4. Underground operations negate the perception of time. On Iwo Jima, the Japanese “would pop out of holes in the ground far behind our own lines.” (Poole, p. 78, quoting Time-Life correspondent Robert Sherrod.) When your opponent appears from territory that you believe you’ve already secured, your opponent in effect manipulates time and jerks you back to an earlier point in the contest.
The defense of Iwo Jima underscores another aspect of effective strategy: force your opponent to play your game. If your opponent wants you to meet them on the beach and it doesn’t suit your strengths—don’t. If your opponent wants to slug it out in a face-to-face, force-on-force contest and it doesn’t suit your strengths—don’t. Change the game to your advantage. Yes, it sounds absurdly trite, but good strategists do it while pretend strategists merely talk about it.
So how do you change your opponent’s underground position to your advantage? First, you must view things as they really are. You must “see” their underground position and acknowledge its advantages. Second, you must then conceptualize both the advantages and the disadvantages of your opponent’s plane. While operating underground conceals your opponent and allows him to move freely below ground, it also hinders his ability to see you just as it limits his freedom of movement above ground. In the case of Iwo Jima, another factor was at play: the Japanese had to make do with what they were able to secure within their caves and tunnels. “Island hopping” was one method changing the game, but when it was important to seize an island, passing it by wasn’t an option.
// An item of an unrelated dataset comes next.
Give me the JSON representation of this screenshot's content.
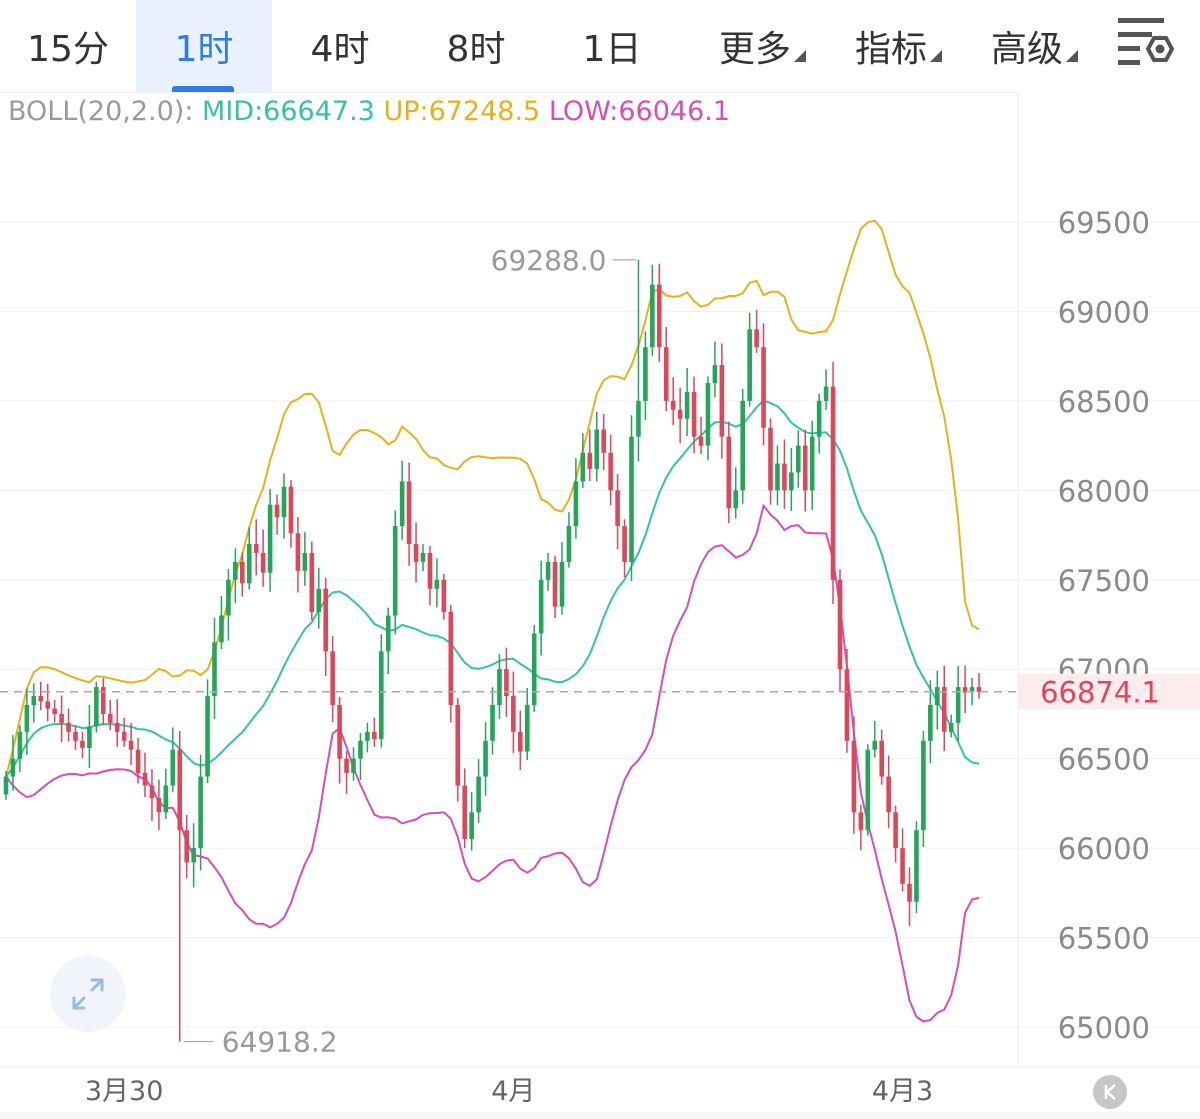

If the Americans had been able to conceive of the Japanese defense at Iwo Jima before the landing, perhaps they would have approached the invasion differently. Perhaps they wouldn’t have landed in force and immediately moved inland. Perhaps they would have engaged in some tactical probing and retreating, drawing the Japanese fire and sketching out the Japanese positions before landing in force. (And they might’ve reinforced this by running the recon before oh-so-predictably unleashing the big guns.) Perhaps they would have attempted to seize some of the warrens and tunnels themselves and operated more on the underground plane. We have the advantage of hindsight, but we also have the advantage of understanding the Eastern way of war more clearly, having subsequently fought in Korea and Vietnam.
While we can’t fight the battle of Iwo Jima again, we can turn these lessons to our advantage when fighting opponents who move more or less freely on the “underground” cyber plane. But how? If I had an easy answer to that, I’d tell you, but I can share the first step: do your best to acknowledge that (a) your opponent is operating “underground,” (b) there are inherent advantages in doing so, and (c) your traditional security worldview might be inadequate. In short, do your best to see things as they really are (and don’t forget to engage a red team to help you).
Sources:
James F. Christ, Iwo: Assault on Hell (Marine Paratroopers Book 4), Battlefield Publishing, 2010.
H. John Poole, Phantom Soldier, Posterity Press, 2001.